Friday, July 18, 2014

What we do with the gifts given us


I bought this gem of a book a couple weeks ago. Several people in my critique group recommended it, and I can see why it came highly praised. I actually do not own a lot of books. (*Gasp* Surprising, right?! And homeschool curriculum doesn't count!) First of all, it takes a really powerful book for me to purchase it. The story has to be one that "sticks." Second, I rarely, if ever, read a book twice (unless it's a children's picture book). And third, space is extremely limited in my house. Eight bodies and the clothing that accompanies them is demanding enough. Add in the aforementioned homeschool curriculum, and we've pretty much hit our limit on available square footage.

I'm not finished with the book yet and constantly have to remind myself of my mantra "How do you eat an elephant?" (One bite at a time.) I want to enjoy what I'm reading, but I'm overwhelmed by the amount of information overload. Learning the craft of writing and becoming familiar with the world of publishing is a dizzying experience, a bit like a case of vertigo. It is tremendously helpful to remind myself that I am not on a deadline for learning. I want to do this writing and publishing thing well, not fast. Fast would be nice, but not beneficial. Thankfully, I'm old enough to recognize this bit of wisdom. Not to mention, I'm trusting the LORD for His timing and wisdom in the process. God has given me a gift with the written word, and I want to glorify Him with it. The gift He gives may be perfect, but the receiver isn't!

More and more, I am aware of how little I am and of how big God is. My son's death was the catalyst for my writing moving from passive to active, private to public. Before July 29, 2011, my stories would have remained in a file on my laptop. But losing Matt catapulted me into a new reality. The reality that this life is short and fear is a mirage. I decided then that I would no longer be controlled by fear, and if life is short, then I was done dawdling. If God gave me a gift for writing, then it's my responsibility to use it well.
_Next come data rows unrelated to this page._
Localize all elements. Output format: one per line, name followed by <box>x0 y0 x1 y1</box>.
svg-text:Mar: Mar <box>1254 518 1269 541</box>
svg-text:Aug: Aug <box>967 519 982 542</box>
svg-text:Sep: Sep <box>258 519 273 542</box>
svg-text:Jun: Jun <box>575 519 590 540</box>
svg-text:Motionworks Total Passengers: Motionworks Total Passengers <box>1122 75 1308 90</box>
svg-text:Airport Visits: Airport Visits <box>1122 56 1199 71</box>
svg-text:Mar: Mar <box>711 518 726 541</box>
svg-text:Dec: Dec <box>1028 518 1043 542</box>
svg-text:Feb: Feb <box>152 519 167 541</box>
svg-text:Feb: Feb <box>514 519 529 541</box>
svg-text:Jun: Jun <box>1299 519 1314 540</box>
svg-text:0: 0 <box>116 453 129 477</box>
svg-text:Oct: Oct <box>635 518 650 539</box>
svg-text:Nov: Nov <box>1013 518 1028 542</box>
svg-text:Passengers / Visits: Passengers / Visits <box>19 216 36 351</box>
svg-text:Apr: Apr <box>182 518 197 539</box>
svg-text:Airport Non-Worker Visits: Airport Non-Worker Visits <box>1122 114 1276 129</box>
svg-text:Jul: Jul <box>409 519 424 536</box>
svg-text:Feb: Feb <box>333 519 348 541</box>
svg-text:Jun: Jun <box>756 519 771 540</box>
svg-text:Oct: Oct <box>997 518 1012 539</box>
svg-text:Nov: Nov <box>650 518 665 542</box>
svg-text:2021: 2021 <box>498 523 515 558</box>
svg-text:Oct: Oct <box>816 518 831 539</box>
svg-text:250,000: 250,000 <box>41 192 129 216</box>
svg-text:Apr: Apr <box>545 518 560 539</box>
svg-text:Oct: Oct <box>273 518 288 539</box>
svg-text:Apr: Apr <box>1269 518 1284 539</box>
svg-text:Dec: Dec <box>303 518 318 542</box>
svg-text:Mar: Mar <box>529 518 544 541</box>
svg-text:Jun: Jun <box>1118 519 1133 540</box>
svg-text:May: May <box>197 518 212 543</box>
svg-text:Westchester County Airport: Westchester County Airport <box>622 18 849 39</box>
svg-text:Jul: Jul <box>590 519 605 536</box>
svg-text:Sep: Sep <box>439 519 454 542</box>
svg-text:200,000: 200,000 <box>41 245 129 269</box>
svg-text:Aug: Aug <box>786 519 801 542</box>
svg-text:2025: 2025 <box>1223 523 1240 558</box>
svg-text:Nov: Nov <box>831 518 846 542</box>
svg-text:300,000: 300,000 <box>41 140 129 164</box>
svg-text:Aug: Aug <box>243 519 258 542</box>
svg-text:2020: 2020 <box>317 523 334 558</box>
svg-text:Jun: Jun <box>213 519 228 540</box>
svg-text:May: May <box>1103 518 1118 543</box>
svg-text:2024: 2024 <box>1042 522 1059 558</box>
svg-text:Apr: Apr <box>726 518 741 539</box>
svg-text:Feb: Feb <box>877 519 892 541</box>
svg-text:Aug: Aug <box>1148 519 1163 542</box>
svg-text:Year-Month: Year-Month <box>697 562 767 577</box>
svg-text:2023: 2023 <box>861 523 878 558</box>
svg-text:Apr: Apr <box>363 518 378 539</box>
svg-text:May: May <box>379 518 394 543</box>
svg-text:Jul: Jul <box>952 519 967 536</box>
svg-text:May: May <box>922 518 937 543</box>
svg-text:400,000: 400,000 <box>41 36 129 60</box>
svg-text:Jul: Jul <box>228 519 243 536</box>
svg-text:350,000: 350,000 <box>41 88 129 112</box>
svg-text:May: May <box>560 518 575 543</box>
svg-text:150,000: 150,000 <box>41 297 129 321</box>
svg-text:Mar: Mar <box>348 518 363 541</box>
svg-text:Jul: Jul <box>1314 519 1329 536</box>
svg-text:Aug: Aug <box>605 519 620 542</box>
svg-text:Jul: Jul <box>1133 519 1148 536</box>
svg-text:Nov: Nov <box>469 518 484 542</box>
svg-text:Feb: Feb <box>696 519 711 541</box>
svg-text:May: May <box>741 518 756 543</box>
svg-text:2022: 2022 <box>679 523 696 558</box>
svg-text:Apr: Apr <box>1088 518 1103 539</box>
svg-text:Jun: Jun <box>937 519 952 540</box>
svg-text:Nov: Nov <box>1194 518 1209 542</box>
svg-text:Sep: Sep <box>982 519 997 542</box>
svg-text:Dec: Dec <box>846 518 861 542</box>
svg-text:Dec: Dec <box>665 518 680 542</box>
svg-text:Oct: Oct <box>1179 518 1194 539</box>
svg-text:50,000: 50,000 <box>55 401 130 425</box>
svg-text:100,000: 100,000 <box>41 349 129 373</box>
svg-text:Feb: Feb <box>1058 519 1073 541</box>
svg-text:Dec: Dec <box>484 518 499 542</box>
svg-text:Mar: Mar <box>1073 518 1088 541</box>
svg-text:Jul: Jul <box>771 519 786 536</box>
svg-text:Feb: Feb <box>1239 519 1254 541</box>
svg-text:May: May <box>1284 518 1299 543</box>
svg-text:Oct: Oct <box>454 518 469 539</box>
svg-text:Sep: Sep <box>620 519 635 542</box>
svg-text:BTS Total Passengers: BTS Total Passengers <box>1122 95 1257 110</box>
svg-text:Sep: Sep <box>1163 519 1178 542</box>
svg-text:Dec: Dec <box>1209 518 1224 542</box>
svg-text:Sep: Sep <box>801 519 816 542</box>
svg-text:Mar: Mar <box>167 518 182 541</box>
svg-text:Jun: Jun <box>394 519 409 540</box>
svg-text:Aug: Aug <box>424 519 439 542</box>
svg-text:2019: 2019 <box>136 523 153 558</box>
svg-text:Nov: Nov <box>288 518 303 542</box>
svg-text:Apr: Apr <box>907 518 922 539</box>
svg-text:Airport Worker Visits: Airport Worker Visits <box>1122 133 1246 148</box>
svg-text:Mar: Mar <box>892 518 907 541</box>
As a bereaved parent, I also know that my son was a gift, a precious, precious gift. A gift that I took for granted and too often neglected to appreciate. After loss, it's too late to change the past, but it's never too late to address the future. In 11 days, we will mark the three year anniversary of when our son was made perfect in heaven. We wanted to commemorate it with doing something that reflected Matt and his personality and the gifts God gave him. Matt was brilliant at computers, especially PC trouble-shooting and repairs. So to mark the occasion, we have set up a GoFundMe campaign in which we will pay a random customer(s) computer bill at a local business on the 29th. Thus far, we are over half-way to our goal. I am humbled and blessed that so many would honor our son's memory in this way. It is truly appreciated. If you are interested, dear reader, in participating, please click on the link below Matt's picture.












http://www.gofundme.com/mattc3

We are all given gifts by God, and we all have a choice in what we do with them. What are you doing with your gift? I'd love to hear!